Interest, dividends, and taxes

Ind AS 7 gives some flexibility on classification that is worth noting. Cash flows from interest and dividends received and paid are each disclosed separately and classified consistently. Under Ind AS 7, interest and dividends paid can be classified as either operating or financing, and interest and dividends received as either operating or investing, provided the classification is consistent period to period (this flexibility is somewhat broader than the more prescriptive Indian-practice treatment historically applied). Cash flows arising from taxes on income are separately disclosed and classified as operating unless specifically identified with financing or investing.

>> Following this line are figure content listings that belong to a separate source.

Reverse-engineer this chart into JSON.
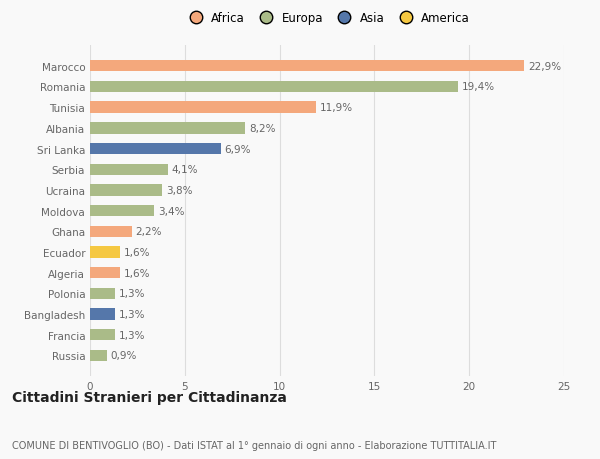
{
  "countries": [
    "Marocco",
    "Romania",
    "Tunisia",
    "Albania",
    "Sri Lanka",
    "Serbia",
    "Ucraina",
    "Moldova",
    "Ghana",
    "Ecuador",
    "Algeria",
    "Polonia",
    "Bangladesh",
    "Francia",
    "Russia"
  ],
  "values": [
    22.9,
    19.4,
    11.9,
    8.2,
    6.9,
    4.1,
    3.8,
    3.4,
    2.2,
    1.6,
    1.6,
    1.3,
    1.3,
    1.3,
    0.9
  ],
  "labels": [
    "22,9%",
    "19,4%",
    "11,9%",
    "8,2%",
    "6,9%",
    "4,1%",
    "3,8%",
    "3,4%",
    "2,2%",
    "1,6%",
    "1,6%",
    "1,3%",
    "1,3%",
    "1,3%",
    "0,9%"
  ],
  "continents": [
    "Africa",
    "Europa",
    "Africa",
    "Europa",
    "Asia",
    "Europa",
    "Europa",
    "Europa",
    "Africa",
    "America",
    "Africa",
    "Europa",
    "Asia",
    "Europa",
    "Europa"
  ],
  "colors": {
    "Africa": "#F4A87C",
    "Europa": "#AABB88",
    "Asia": "#5577AA",
    "America": "#F5C842"
  },
  "xlim": [
    0,
    25
  ],
  "xticks": [
    0,
    5,
    10,
    15,
    20,
    25
  ],
  "title": "Cittadini Stranieri per Cittadinanza",
  "subtitle": "COMUNE DI BENTIVOGLIO (BO) - Dati ISTAT al 1° gennaio di ogni anno - Elaborazione TUTTITALIA.IT",
  "background_color": "#f9f9f9",
  "bar_height": 0.55,
  "grid_color": "#dddddd",
  "text_color": "#666666",
  "label_fontsize": 7.5,
  "tick_fontsize": 7.5,
  "title_fontsize": 10,
  "subtitle_fontsize": 7.0,
  "legend_order": [
    "Africa",
    "Europa",
    "Asia",
    "America"
  ]
}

Non-cash transactions and other disclosures

Investing and financing transactions that do not require the use of cash (such as acquiring assets by assuming liabilities directly, or converting debt to equity) are excluded from the statement but disclosed elsewhere. The components of cash and cash equivalents are disclosed and reconciled to the balance sheet. Ind AS 7 also requires disclosures that enable users to evaluate changes in liabilities arising from financing activities, including both cash and non-cash changes (a reconciliation of financing liabilities) — a disclosure that does not feature in AS 3.

A brief illustration

A company reports profit of ₹12 lakh. Under the indirect method, it adds back ₹4 lakh depreciation, deducts a ₹2 lakh increase in receivables and adds a ₹1 lakh increase in payables to reach operating cash flow, then shows ₹6 lakh paid for equipment under investing and ₹3 lakh of new borrowing under financing. Separately, it presents a reconciliation showing how its total borrowings moved over the year between cash drawdowns/repayments and non-cash changes — the financing-liabilities reconciliation Ind AS 7 requires. The statement makes clear that the ₹12 lakh profit translated into a different movement in cash once working capital, capital expenditure, and financing are considered.

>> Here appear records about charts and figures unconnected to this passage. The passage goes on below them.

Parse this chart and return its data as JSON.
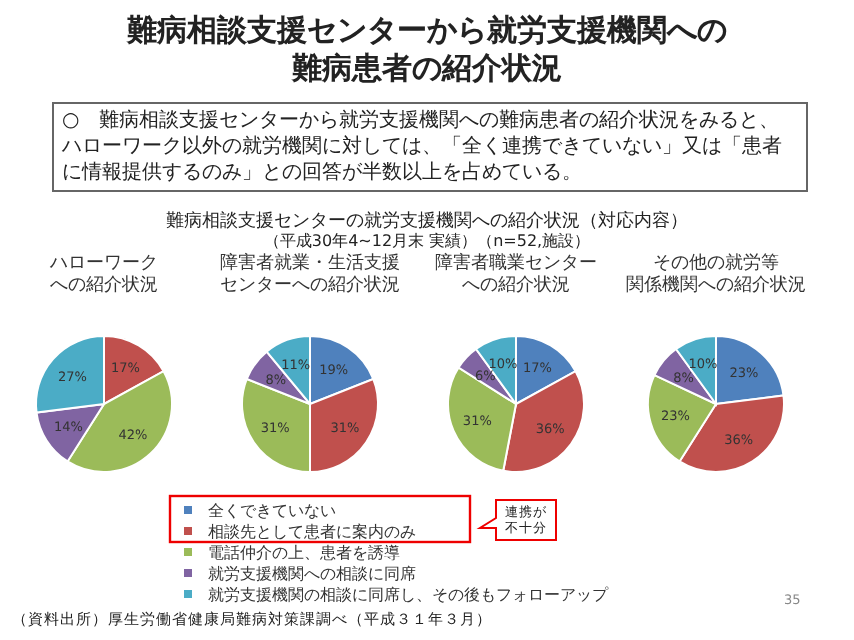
{
  "chart_data": [
    {
      "type": "pie",
      "title": "ハローワークへの紹介状況",
      "categories": [
        "全くできていない",
        "相談先として患者に案内のみ",
        "電話仲介の上、患者を誘導",
        "就労支援機関への相談に同席",
        "就労支援機関の相談に同席し、その後もフォローアップ"
      ],
      "values": [
        0,
        17,
        42,
        14,
        27
      ],
      "value_labels": [
        null,
        "17%",
        "42%",
        "14%",
        "27%"
      ],
      "colors": [
        "#4f81bd",
        "#c0504d",
        "#9bbb59",
        "#8064a2",
        "#4bacc6"
      ],
      "legend": "bottom",
      "annotations": [
        "難病相談支援センターから就労支援機関への難病患者の紹介状況",
        "○　難病相談支援センターから就労支援機関への難病患者の紹介状況をみると、ハローワーク以外の就労機関に対しては、「全く連携できていない」又は「患者に情報提供するのみ」との回答が半数以上を占めている。",
        "難病相談支援センターの就労支援機関への紹介状況（対応内容）",
        "（平成30年4~12月末 実績）（n=52,施設）",
        "連携が不十分",
        "（資料出所）厚生労働省健康局難病対策課調べ（平成３１年３月）",
        "35"
      ]
    },
    {
      "type": "pie",
      "title": "障害者就業・生活支援センターへの紹介状況",
      "categories": [
        null,
        null,
        null,
        null,
        null
      ],
      "values": [
        19,
        31,
        31,
        8,
        11
      ],
      "value_labels": [
        "19%",
        "31%",
        "31%",
        "8%",
        "11%"
      ],
      "colors": [
        "#4f81bd",
        "#c0504d",
        "#9bbb59",
        "#8064a2",
        "#4bacc6"
      ]
    },
    {
      "type": "pie",
      "title": "障害者職業センターへの紹介状況",
      "categories": [
        null,
        null,
        null,
        null,
        null
      ],
      "values": [
        17,
        36,
        31,
        6,
        10
      ],
      "value_labels": [
        "17%",
        "36%",
        "31%",
        "6%",
        "10%"
      ],
      "colors": [
        "#4f81bd",
        "#c0504d",
        "#9bbb59",
        "#8064a2",
        "#4bacc6"
      ]
    },
    {
      "type": "pie",
      "title": "その他の就労等関係機関への紹介状況",
      "categories": [
        null,
        null,
        null,
        null,
        null
      ],
      "values": [
        23,
        36,
        23,
        8,
        10
      ],
      "value_labels": [
        "23%",
        "36%",
        "23%",
        "8%",
        "10%"
      ],
      "colors": [
        "#4f81bd",
        "#c0504d",
        "#9bbb59",
        "#8064a2",
        "#4bacc6"
      ]
    }
  ]
}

How Ind AS 7 compares with AS 3

Ind AS 7 and AS 3 are conceptually very close — the same three-way classification, the same direct/indirect options, and the same notion of cash equivalents. The differences are at the margins: Ind AS 7 allows somewhat more flexibility in classifying interest and dividends (operating or financing/investing, consistently applied), and it requires the reconciliation of liabilities arising from financing activities, which AS 3 does not. Applicability also differs — under Ind AS the cash flow statement is an integral part of the complete set for all entities in scope, whereas the AS-framework requirement does not extend to every small enterprise.

Common pitfalls

Frequent issues include misclassifying flows between the three categories; netting investing or financing flows that should be gross; inconsistent classification of interest and dividends between periods; omitting significant non-cash transactions from disclosure; and failing to provide the financing-liabilities reconciliation.

Why this is cleaner on a unified system

A cash flow statement is only as good as the underlying transaction data, and it is far simpler to prepare when the ledger, banking, payables, receivables, and payroll all sit in one connected system. When every cash movement and every financing change is captured in a single source of truth, classifying flows and producing the reconciliations Ind AS 7 requires becomes a matter of querying one dataset rather than reassembling figures from separate tools.

This article is a detailed educational summary of Ind AS 7 in plain language. It is not a substitute for the full text of the standard. Accounting standards are amended from time to time; always verify the current, authoritative text of Ind AS 7 as notified under the Companies Act before relying on it, and consult a qualified chartered accountant for application to your specific circumstances.